La Fashion Week de New York est-elle en danger ?
À peine commencée, la Fashion Week de New York est déjà dans la tourmente. Prévue du 7 au 11 février, elle est pourtant désertée par de plus en plus de créateurs, qui décident de faire défiler leurs collections automne-hiver 2020-2021 dans d’autres villes. Explications.
En janvier 2019, le Council of Fashion Designers of America (CFDA), chargé de promouvoir les professionnels de la mode aux Etats-Unis, nommait le designer Tom Ford à sa tête. Il prenait donc la place de Diane von Furstenberg, qui occupait le poste depuis treize ans. Pour beaucoup, cette nomination permettait de donner un nouveau souffle au CFDA et à la Fashion Week de New York, cette dernière étant considérée comme en perte de vitesse face à celles de Milan, Paris et Londres, néanmoins également ralenties depuis quelques saisons. En mai 2019, le créateur annonçait raccourcir la semaine de la mode américaine à cinq jours au lieu d’une semaine. Une décision saluée par de nombreux professionnels, qui voyait en elle un nouveau départ pour la Fashion Week de New York, après une succession de saisons peu concluantes.

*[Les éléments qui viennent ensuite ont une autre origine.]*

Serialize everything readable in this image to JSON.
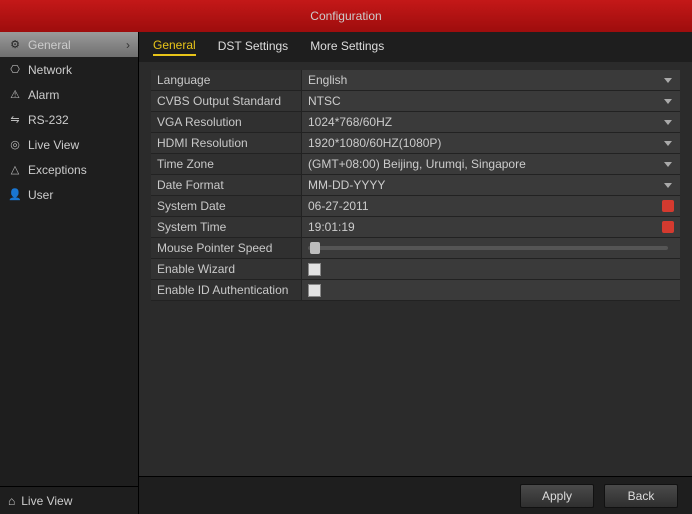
{
  "title": "Configuration",
  "sidebar": {
    "items": [
      {
        "icon": "⚙",
        "label": "General",
        "active": true
      },
      {
        "icon": "⎔",
        "label": "Network"
      },
      {
        "icon": "⚠",
        "label": "Alarm"
      },
      {
        "icon": "⇋",
        "label": "RS-232"
      },
      {
        "icon": "◎",
        "label": "Live View"
      },
      {
        "icon": "△",
        "label": "Exceptions"
      },
      {
        "icon": "👤",
        "label": "User"
      }
    ],
    "bottom": {
      "icon": "⌂",
      "label": "Live View"
    }
  },
  "tabs": [
    {
      "label": "General",
      "active": true
    },
    {
      "label": "DST Settings"
    },
    {
      "label": "More Settings"
    }
  ],
  "settings": {
    "language": {
      "label": "Language",
      "value": "English"
    },
    "cvbs": {
      "label": "CVBS Output Standard",
      "value": "NTSC"
    },
    "vga": {
      "label": "VGA Resolution",
      "value": "1024*768/60HZ"
    },
    "hdmi": {
      "label": "HDMI Resolution",
      "value": "1920*1080/60HZ(1080P)"
    },
    "tz": {
      "label": "Time Zone",
      "value": "(GMT+08:00) Beijing, Urumqi, Singapore"
    },
    "datefmt": {
      "label": "Date Format",
      "value": "MM-DD-YYYY"
    },
    "sysdate": {
      "label": "System Date",
      "value": "06-27-2011"
    },
    "systime": {
      "label": "System Time",
      "value": "19:01:19"
    },
    "mouse": {
      "label": "Mouse Pointer Speed"
    },
    "wizard": {
      "label": "Enable Wizard"
    },
    "idauth": {
      "label": "Enable ID Authentication"
    }
  },
  "buttons": {
    "apply": "Apply",
    "back": "Back"
  }
}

Des défilés de moins en moins nombreux
Huit mois après la prise de décision de Tom Ford et au premier jour de la présentation des collections automne-hiver 2020-2021, la Fashion Week de New York ne semble pourtant pas se porter mieux. Rihanna, dont le défilé Savage x Fenty avait été largement salué par la critique en septembre dernier, n’organisera cette fois-ci pas de défilé dans la « Big Apple ». De même pour Ralph Lauren, Pyer Moss et Alexander Wang, qui ont choisi de ne pas défiler cette saison. Tommy Hilfiger, pourtant un habitué de la semaine de la mode new-yorkaise, présentera quant à lui sa nouvelle collection à Londres. De son côté, l’excentrique Jeremy Scott, qui devait ouvrir la Fashion Week ce vendredi 7 février à 20 heures, défilera finalement à Paris en juillet prochain, lors de la semaine de la Haute Couture. Le designer rendait cependant un hommage vibrant au style new-yorkais lors du dernier défilé de son label éponyme.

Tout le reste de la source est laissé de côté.